Computational chemists have long complained about the lack of large amounts of good quality, algorithm-friendly data. Only one large data set of reactions, drawn from the US Patent Office (USPTO) database, is openly accessible; users have to pay to access other large data sets, like the Reaxys and SciFinder databases. (SciFinder is produced by CAS, which is a division of the American Chemical Society, C&EN’s publisher.) Journal articles contain a wealth of potentially useful information about the details of reaction methods and outcomes, but these data are not often in formats that computers can readily read. Published procedures may also lack details that would seem obvious to a chemist but not to an algorithm, and scientists rarely report failed reactions, which can help machine-learning models understand what doesn’t work. Connor Coley of the Massachusetts Institute of Technology, another researcher behind the ORD, says chemists today are limited to just a handful of databases to train algorithms.

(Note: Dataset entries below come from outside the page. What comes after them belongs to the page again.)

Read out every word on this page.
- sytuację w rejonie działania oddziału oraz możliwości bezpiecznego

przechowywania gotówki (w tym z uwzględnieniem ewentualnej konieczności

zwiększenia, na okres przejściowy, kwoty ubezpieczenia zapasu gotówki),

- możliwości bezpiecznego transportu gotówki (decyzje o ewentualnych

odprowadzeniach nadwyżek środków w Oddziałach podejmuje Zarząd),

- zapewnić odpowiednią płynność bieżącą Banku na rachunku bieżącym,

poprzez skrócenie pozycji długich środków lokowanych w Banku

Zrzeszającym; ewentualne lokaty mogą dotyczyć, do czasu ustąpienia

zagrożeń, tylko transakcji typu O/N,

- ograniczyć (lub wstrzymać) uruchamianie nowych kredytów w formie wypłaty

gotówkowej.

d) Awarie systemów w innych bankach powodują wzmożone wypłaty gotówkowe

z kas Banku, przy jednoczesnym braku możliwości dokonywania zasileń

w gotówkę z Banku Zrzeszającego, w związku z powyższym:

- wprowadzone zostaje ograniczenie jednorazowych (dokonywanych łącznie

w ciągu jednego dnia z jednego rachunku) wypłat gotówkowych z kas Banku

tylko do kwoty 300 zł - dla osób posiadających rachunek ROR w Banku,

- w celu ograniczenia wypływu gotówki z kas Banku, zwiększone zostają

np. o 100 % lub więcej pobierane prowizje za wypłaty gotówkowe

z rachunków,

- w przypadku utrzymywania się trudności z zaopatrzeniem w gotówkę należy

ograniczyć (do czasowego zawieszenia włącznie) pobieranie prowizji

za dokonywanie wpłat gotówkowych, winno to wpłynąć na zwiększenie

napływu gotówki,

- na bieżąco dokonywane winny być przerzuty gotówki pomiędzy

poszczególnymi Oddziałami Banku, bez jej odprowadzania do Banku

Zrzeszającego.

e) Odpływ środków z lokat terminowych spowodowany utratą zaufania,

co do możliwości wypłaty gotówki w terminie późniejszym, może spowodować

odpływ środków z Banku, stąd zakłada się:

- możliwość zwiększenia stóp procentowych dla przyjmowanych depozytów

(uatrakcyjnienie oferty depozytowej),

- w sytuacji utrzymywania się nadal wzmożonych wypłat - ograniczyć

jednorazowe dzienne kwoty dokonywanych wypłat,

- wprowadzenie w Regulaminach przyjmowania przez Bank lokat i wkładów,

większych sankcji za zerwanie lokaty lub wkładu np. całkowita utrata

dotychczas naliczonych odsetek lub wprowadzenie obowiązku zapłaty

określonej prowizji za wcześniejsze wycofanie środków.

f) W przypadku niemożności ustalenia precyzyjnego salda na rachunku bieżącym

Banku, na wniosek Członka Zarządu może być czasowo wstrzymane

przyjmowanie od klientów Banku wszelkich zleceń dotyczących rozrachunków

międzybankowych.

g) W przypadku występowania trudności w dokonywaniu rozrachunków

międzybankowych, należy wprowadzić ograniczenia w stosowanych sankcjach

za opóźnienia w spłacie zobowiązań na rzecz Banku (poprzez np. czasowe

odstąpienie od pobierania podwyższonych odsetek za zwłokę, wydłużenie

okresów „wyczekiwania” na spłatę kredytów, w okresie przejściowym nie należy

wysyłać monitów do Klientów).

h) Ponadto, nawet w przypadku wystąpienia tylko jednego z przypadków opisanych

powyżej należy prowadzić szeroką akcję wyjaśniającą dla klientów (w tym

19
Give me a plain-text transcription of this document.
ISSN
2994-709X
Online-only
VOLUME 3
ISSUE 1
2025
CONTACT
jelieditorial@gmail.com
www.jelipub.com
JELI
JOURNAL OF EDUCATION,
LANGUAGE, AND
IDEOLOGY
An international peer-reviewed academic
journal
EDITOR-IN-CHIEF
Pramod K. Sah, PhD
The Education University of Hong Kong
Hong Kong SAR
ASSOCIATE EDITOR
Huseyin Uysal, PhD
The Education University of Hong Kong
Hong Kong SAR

The ORD standardizes the kind of information scientists should share about a reaction, including reagents, temperature and pressure, types of glassware used, and how to format the data. Researchers can enter data manually or write computer programs to automatically transmit the information from high-throughput experimentation to the ORD. Kearnes and Coley say the latter would help the database capture information about failed reactions. Users can search the database by molecule, substructure, and reaction. The database currently contains nearly 2 million reactions compiled from existing sources like the USPTO database. At press time, about 15,000 reactions in the ORD were new submissions.
The database fills a real need, says Philippe Schwaller of IBM and the Swiss Federal Institute of Technology Lausanne, who has built machine-learning tools for chemistry. But, he says in an email, “the usefulness of the Open Reaction Database will largely depend on its adoption by the community.”
Spencer D. Dreher, another member of the ORD advisory board and a chemist at Merck & Co., agrees. “If we want to build useful models for all the different types of difficult chemistry reactions, we need participation from a large group of chemists in industry and academia to submit data to ORD.” He acknowledges that industry researchers may not always be able to share data, but he says his group has already contributed and will continue to do so. The ORD advisory board also includes researchers from Pfizer and Google.
If the ORD can amass a large amount of useful, machine-readable data, Kearnes thinks computational chemists will not be the only ones using it. A good database and hard problems like predicting chemistry, could also attract computer scientists. “The machine learning community responds well when you take the time to bring them data,” he says.—.